Como suele suceder en estas manifestaciones, la multitud era colorida y diversa. Había más de un uniformado: varios policías y algún bombero. Un tipo iba vestido de Batman, otro de Jesucristo. Abundaban las corbatas rojas, señal de que el inconfundible estilo de Trump sigue de moda en según que círculos. Un joven disfrazado de Davy Crockett, el rey de la frontera salvaje, con un mapache disecado en la cabeza, cantaba una especie de himno con el nombre de Ashli Babbitt.
Babbitt se ha convertido en la santa patrona de estos encuentros. Es la asaltante del Capitolio a la que un agente mató de un tiro cuando intentaba asaltar una parte de la Cámara de Representantes. Su nombre se canta una y otra vez con voz indignada, la prueba para esta gente de que los poderes fácticos ahogaron lo que no fue más que una manifestación que debería estar protegida por la libertad de expresión. En el olvido quedan los cuatro agentes policiales que se suicidaron después del violento asalto, y el quinto que murió tras ser golpeado y sacudido. Otros tres asaltantes fallecieron, por sobredosis e infartos.
Denuncian tortura
En un momento se subió a una tarima y cogió el micrófono Jeff Zink, que estuvo aquí en el Capitolio protestando el 6 de enero con su hijo. A él le interrogó el FBI, pero no presentó cargos. El hijo, sin embargo, fue detenido y se le imputan varios delitos violentos. «Mi hijo Ryan ha perdido su trabajo, su casa, fue torturado, se le encerró en una celda con moho, no le dejaron ducharse», denunció Zink, quien es candidato a diputado en Arizona.
Para Cara Castronuova, que también estuvo protestando aquí el 6 de enero, Washington se ha convertido en «un gulag», donde a estos insurrectos se les trata «como a los judíos en el Holocausto». Entre las razones de tortura que los asistentes dieron: se les obliga a vacunarse del coronavirus, como si fueran cobayas.
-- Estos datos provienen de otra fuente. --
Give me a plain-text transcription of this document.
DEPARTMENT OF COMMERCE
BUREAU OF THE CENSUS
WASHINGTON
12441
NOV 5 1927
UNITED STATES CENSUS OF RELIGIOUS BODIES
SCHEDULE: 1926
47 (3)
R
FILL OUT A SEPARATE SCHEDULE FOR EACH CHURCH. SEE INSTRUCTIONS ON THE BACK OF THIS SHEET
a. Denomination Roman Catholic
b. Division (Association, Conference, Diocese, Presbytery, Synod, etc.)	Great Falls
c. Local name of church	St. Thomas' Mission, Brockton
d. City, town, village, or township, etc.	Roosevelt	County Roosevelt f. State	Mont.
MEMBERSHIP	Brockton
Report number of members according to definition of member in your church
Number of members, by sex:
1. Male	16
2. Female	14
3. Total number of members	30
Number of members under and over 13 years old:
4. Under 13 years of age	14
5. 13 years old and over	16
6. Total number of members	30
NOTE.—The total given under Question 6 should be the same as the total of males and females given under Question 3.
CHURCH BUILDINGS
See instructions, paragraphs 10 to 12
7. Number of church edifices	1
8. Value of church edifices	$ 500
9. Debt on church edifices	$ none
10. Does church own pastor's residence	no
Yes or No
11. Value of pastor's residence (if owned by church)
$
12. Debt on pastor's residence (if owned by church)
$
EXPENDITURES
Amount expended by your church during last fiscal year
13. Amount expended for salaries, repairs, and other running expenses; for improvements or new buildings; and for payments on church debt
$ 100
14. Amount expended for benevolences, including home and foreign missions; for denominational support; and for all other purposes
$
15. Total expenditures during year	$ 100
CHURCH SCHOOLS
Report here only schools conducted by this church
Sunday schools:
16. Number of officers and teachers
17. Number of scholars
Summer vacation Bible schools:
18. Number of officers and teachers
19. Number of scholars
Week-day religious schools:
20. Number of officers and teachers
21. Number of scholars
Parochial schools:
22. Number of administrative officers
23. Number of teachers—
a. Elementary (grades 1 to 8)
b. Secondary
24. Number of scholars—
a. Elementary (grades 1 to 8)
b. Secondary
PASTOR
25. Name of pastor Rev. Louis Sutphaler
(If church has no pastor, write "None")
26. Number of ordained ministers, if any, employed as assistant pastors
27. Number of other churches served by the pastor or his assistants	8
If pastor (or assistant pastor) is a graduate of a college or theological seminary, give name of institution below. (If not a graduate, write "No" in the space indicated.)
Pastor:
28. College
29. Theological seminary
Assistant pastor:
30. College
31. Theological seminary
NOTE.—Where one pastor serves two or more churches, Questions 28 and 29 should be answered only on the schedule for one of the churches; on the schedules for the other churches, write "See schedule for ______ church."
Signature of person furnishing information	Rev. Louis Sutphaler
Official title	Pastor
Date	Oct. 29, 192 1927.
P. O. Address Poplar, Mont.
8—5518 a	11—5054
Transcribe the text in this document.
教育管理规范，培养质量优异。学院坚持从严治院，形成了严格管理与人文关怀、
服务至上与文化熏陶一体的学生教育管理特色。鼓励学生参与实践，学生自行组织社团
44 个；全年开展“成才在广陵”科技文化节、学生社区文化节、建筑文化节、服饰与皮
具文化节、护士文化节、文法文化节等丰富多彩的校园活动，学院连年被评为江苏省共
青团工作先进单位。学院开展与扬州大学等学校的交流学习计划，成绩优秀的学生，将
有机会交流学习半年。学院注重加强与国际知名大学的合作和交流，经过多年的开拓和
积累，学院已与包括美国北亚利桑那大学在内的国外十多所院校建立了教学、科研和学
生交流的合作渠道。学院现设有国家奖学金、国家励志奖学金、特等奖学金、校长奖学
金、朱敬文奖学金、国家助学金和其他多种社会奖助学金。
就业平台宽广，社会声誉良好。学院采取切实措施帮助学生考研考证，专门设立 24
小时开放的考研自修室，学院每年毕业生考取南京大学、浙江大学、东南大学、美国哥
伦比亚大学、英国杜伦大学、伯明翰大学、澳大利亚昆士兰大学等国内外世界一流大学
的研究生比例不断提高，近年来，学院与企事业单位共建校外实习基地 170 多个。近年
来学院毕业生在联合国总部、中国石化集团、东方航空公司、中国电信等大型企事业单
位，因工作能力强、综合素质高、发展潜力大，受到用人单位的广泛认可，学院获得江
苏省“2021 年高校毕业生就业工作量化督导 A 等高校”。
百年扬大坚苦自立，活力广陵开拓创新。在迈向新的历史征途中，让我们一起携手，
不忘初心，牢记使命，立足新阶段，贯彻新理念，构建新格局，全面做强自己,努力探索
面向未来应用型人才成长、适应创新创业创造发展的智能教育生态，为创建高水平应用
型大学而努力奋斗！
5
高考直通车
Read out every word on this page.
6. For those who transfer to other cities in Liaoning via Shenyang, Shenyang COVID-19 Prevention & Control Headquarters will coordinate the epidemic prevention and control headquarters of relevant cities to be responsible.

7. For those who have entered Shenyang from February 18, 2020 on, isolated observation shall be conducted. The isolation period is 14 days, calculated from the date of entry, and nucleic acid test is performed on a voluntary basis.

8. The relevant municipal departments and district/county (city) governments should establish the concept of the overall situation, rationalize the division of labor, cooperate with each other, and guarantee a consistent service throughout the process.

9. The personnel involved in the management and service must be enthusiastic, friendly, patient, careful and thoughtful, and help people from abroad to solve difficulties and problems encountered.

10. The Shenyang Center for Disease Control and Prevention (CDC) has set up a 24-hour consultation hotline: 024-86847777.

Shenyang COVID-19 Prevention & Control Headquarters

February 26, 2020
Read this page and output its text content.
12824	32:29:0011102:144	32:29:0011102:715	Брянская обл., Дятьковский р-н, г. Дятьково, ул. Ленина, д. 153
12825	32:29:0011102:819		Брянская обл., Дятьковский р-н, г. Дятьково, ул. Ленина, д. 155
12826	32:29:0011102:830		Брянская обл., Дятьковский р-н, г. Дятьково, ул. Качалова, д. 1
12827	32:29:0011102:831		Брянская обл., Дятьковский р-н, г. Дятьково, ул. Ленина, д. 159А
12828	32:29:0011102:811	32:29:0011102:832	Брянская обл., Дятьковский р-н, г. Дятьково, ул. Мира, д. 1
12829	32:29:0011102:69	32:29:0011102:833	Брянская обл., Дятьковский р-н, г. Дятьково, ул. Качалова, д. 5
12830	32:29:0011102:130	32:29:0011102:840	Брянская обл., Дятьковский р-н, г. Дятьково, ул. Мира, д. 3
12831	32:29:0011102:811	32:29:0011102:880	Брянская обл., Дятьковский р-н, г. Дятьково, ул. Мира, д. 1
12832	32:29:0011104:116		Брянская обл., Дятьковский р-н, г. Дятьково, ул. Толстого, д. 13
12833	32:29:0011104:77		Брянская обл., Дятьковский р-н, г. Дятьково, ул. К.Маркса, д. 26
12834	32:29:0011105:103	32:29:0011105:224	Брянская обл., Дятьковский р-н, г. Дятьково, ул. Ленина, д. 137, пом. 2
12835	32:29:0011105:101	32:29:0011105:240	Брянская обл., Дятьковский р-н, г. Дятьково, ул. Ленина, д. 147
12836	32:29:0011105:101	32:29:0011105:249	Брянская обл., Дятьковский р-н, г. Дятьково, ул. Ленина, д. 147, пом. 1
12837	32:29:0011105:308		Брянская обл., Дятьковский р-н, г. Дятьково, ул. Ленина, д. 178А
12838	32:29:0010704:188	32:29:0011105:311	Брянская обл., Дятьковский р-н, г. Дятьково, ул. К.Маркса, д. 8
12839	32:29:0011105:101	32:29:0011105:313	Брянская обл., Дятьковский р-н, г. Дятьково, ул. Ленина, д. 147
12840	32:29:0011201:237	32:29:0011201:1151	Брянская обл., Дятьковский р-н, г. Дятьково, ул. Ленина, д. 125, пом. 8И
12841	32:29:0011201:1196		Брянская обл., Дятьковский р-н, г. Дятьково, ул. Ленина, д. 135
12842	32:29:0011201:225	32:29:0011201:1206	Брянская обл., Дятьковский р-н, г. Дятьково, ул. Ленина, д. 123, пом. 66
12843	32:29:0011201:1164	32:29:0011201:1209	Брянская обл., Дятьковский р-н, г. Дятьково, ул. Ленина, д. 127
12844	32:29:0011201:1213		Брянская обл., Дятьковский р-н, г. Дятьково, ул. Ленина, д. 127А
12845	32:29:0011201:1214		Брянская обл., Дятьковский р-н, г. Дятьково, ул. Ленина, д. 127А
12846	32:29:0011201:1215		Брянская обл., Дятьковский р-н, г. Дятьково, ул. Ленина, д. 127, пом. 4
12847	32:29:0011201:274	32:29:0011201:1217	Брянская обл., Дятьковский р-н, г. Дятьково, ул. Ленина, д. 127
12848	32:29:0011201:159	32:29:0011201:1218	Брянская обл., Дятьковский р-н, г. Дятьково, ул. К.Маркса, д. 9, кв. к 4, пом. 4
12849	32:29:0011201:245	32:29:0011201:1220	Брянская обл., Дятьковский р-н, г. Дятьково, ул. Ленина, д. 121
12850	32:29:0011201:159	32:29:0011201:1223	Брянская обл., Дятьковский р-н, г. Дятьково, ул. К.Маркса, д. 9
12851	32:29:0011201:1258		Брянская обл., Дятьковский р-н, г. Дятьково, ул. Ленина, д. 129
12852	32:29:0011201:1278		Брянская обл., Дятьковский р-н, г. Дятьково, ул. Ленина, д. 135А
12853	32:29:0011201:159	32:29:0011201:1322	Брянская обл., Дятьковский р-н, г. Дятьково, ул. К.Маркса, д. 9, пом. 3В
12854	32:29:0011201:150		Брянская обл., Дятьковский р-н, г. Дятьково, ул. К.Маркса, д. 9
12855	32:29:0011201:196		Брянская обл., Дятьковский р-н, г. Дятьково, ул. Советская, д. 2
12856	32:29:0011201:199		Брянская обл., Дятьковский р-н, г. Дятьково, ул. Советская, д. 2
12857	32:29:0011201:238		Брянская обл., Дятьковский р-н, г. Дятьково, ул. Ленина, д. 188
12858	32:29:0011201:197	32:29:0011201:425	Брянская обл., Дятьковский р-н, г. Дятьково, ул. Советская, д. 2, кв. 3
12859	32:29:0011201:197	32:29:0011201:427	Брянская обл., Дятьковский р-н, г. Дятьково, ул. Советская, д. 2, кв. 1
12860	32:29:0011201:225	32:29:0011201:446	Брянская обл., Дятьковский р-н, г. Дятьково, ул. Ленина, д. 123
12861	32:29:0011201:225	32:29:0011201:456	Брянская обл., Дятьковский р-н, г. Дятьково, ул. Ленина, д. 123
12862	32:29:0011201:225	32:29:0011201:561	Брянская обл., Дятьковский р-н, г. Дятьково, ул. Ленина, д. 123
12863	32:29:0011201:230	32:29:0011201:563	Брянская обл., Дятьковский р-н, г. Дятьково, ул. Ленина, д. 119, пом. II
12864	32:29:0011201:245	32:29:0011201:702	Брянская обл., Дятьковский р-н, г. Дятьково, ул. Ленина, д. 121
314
Castronuova, por cierto, es una campeona de boxeo ya retirada, metida ahora a política.
Vestido como un doble de Trump, corbata roja incluida, Joe Kent, que es candidato a diputado en el estado de Washington, dijo que antes fue soldado y sirvió en Irak. «Es en Irak donde se arresta y mantiene detenidos a los sospechosos, no aquí dentro de nuestras fronteras», explicó. «Nuestro país parece que está a punto de convertirse en una república bananera».
Lo cierto es que los organizadores de la protesta eran conscientes de lo magra de la multitud, y, a modo de excusa, repetían una y otra vez que los medios de comunicación y los demócratas habían sembrado el miedo durante días, alertando de otra posible insurrección. Denunciaban además que el FBI había amenazado a muchos de los que querían participar y que algunos hasta habían sido detenidos con tal de que no llegaran hasta la escalinata frente al Capitolio. Este periódico le preguntó Matt Braynard, el principal convocante, si consideraba la manifestación un éxito, con apenas unas 200 personas a su alrededor, además de policía y prensa. Dijo que sí. «Mire todos los periodistas que han venido», dijo, con gesto como de apreciar la publicidad gratuita.
Braynard trabajó para la campaña de Trump en 2020, pero negó que esta manifestación tuviera nada que ver con el expresidente. «Este es un ejercicio puramente patriótico a favor de los derechos que nos otorga la primera enmienda, para defender a los compatriotas estadounidenses a quienes se les han negado sus derechos civiles debido a sus creencias políticas», dijo. (La primera enmienda de la constitución norteamericana es la que ampara la libertad de expresión).